Lancaster: Yazar, doktor, nükleer fizikçi ve teorik filozofum. Ama her şeyden öte bir insanım, ümitsizce sorgulayan bir insanım, aynı senin gibi...
Bilincimizi ve billinçaltımızı bir bütün olarak düşünürseniz, bunun %95’ini bilinçaltı oluşturur. Bunun da temel yapı taşları, temel inançlarımız, 2 ila 6 yaş arasında atılıyor ve hayat boyu olumlu veya olumsuz yönde güncelleniyor.
Bu sebeple bazı sorunların nedenini bulmak için derinlere inmek ve onları serbest bırakmak gerekir.

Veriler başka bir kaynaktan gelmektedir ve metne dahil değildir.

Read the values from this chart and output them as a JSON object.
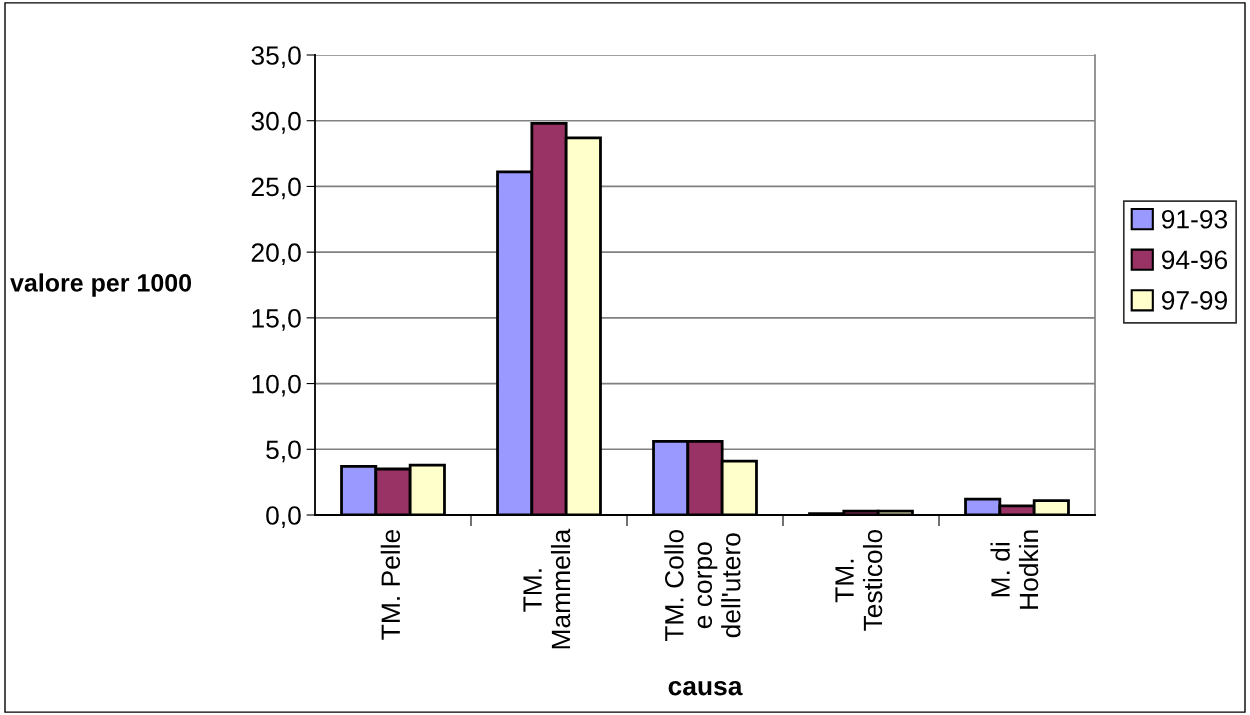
{
  "chart_data": {
    "type": "bar",
    "xlabel": "causa",
    "ylabel": "valore per 1000",
    "categories": [
      "TM. Pelle",
      "TM.\nMammella",
      "TM. Collo\ne corpo\ndell'utero",
      "TM.\nTesticolo",
      "M. di\nHodkin"
    ],
    "series": [
      {
        "name": "91-93",
        "color": "#9999ff",
        "values": [
          3.7,
          26.1,
          5.6,
          0.1,
          1.2
        ]
      },
      {
        "name": "94-96",
        "color": "#993366",
        "values": [
          3.5,
          29.8,
          5.6,
          0.3,
          0.7
        ]
      },
      {
        "name": "97-99",
        "color": "#ffffcc",
        "values": [
          3.8,
          28.7,
          4.1,
          0.3,
          1.1
        ]
      }
    ],
    "ylim": [
      0,
      35
    ],
    "yticks": [
      {
        "value": 0,
        "label": "0,0"
      },
      {
        "value": 5,
        "label": "5,0"
      },
      {
        "value": 10,
        "label": "10,0"
      },
      {
        "value": 15,
        "label": "15,0"
      },
      {
        "value": 20,
        "label": "20,0"
      },
      {
        "value": 25,
        "label": "25,0"
      },
      {
        "value": 30,
        "label": "30,0"
      },
      {
        "value": 35,
        "label": "35,0"
      }
    ],
    "grid": "y",
    "legend": "right"
  }
}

İşte bu film, sorunlu bir kişiliği olan bir adamın (Freddie) savaş ortamında dağılması ve döndükten sonra hayatta dikişi tutturamamasını konu alıyor. Bir şekilde hayatına yol gösterici olacak kişiyi çeker (Lancaster) ve bir psikolojik yolculuğa çıkarlar.
Usta-çırak ilişkisinde, ikisi de birbirinden öğrenerek yollarına devam ederler.
Varoluşçuluk gibi akımlardan etkilenen film çok ilginç, izlemeye değer...


Oyunculara gelince...
Jön oynamak her zaman bir adım önde başlatır insanı, baş roldür; o noktaya gelene kadar bazı konularda kendinizi ispat etmişsinizdir. Peki, ya kötü adam? Bir Erol Taş’ı sokakta dayak yediği gibi zor rollerdir. İlk defa Gladiator filmindeki herkesin nefret ettiği kötü imparatoru oynayan Joaquin Phoenix, bu rolü ile muazzam bir başarı sergiliyor.
Kendisi, 1974 doğumlu, beş kardeşi de oyuncu. To Die For, U Turn, 8MM, Gladiator, Signs, The Village, Ladder 49, Hotel Rwanda, ve Walk the Line gibi filmlerde kariyerini sağlam bir noktaya oturtan Joaquin Phoenix, 2008’den beri sessizdi.
Gladiator ve Walk the Line’da Oscar’a aday gösterilmiş Phoenix tekrar Oscar’a yakın...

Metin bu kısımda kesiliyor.